3dgeo-heidelberg / pytreedb

Python package providing a file and object-based database to store tree objects.
Other
32 stars 4 forks source link

Performance tests with large dataset [REPLACEMENT ISSUE] #29

Closed lwiniwar closed 2 years ago

lwiniwar commented 3 years ago

The original issue

Id: 8
Title: Performance tests with large dataset

could not be created. This is a dummy issue, replacing the original one.In case the gitlab repository still exists, visit the following link to see the original issue:

https://gitlab.gistools.geog.uni-heidelberg.de/giscience/3DGeo/pytreedb/-/issues/8

lwiniwar commented 2 years ago

In GitLab by @bhoefle-3dgeo on Dec 7, 2021, 18:16

Any progress here?

lwiniwar commented 2 years ago

In GitLab by @annachiu7 on Dec 7, 2021, 22:01

Sorry, not yet. Still focusing on fixing some frontend issues..

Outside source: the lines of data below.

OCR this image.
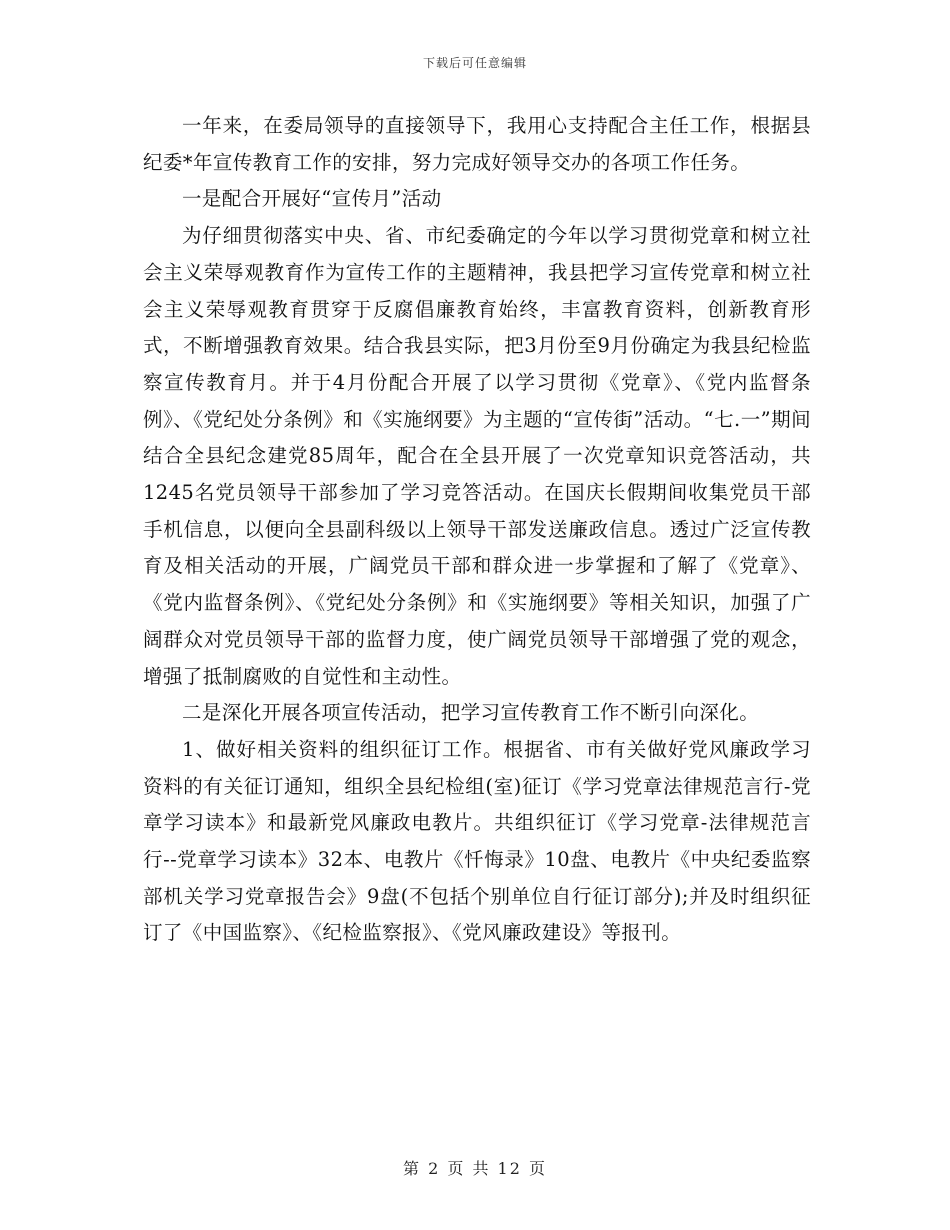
下载后可任意编辑

一年来，在委局领导的直接领导下，我用心支持配合主任工作，根据县纪委*年宣传教育工作的安排，努力完成好领导交办的各项工作任务。

一是配合开展好“宣传月”活动

为仔细贯彻落实中央、省、市纪委确定的今年以学习贯彻党章和树立社会主义荣辱观教育作为宣传工作的主题精神，我县把学习宣传党章和树立社会主义荣辱观教育贯穿于反腐倡廉教育始终，丰富教育资料，创新教育形式，不断增强教育效果。结合我县实际，把3月份至9月份确定为我县纪检监察宣传教育月。并于4月份配合开展了以学习贯彻《党章》、《党内监督条例》、《党纪处分条例》和《实施纲要》为主题的“宣传街”活动。“七.一”期间结合全县纪念建党85周年，配合在全县开展了一次党章知识竞答活动，共1245名党员领导干部参加了学习竞答活动。在国庆长假期间收集党员干部手机信息，以便向全县副科级以上领导干部发送廉政信息。透过广泛宣传教育及相关活动的开展，广阔党员干部和群众进一步掌握和了解了《党章》、《党内监督条例》、《党纪处分条例》和《实施纲要》等相关知识，加强了广阔群众对党员领导干部的监督力度，使广阔党员领导干部增强了党的观念，增强了抵制腐败的自觉性和主动性。

二是深化开展各项宣传活动，把学习宣传教育工作不断引向深化。

1、做好相关资料的组织征订工作。根据省、市有关做好党风廉政学习资料的有关征订通知，组织全县纪检组(室)征订《学习党章法律规范言行-党章学习读本》和最新党风廉政电教片。共组织征订《学习党章-法律规范言行--党章学习读本》32本、电教片《忏悔录》10盘、电教片《中央纪委监察部机关学习党章报告会》9盘(不包括个别单位自行征订部分);并及时组织征订了《中国监察》、《纪检监察报》、《党风廉政建设》等报刊。

第 2 页 共 12 页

lwiniwar commented 2 years ago

In GitLab by @annachiu7 on Dec 8, 2021, 12:29

I just tested the runtimes with 10000 trees/files (about 10 times of the existing data). The results are not looking very good.

Here is a comparison:

Importing current data needs 1.5427641868591309 seconds
Get stats 0.04687619209289551 seconds
Query species 0.047281742095947266 seconds
More complicated query (returning 9 trees) 0.10981130599975586 seconds
===============
Importing 10 times of data needs 15.761247873306274 seconds
Get stats 0.15451645851135254 seconds
Query species 0.5060396194458008 seconds
More complicated query (returning 10000 trees) 23.933866500854492 seconds

It's understandable that the importing must take more time when the size of data increases. But because of how the querying helper functions are written, the retrieval takes too much time on big data sets: a simple query takes 100 times longer, and even more so for complicated queries.

We should indeed consider using pandas

lwiniwar commented 2 years ago

In GitLab by @bhoefle-3dgeo on Feb 18, 2022, 11:11

Solved by switching to MongoDB backend. Performance is now mainly related to chosen MongoDB backend / cloud performance.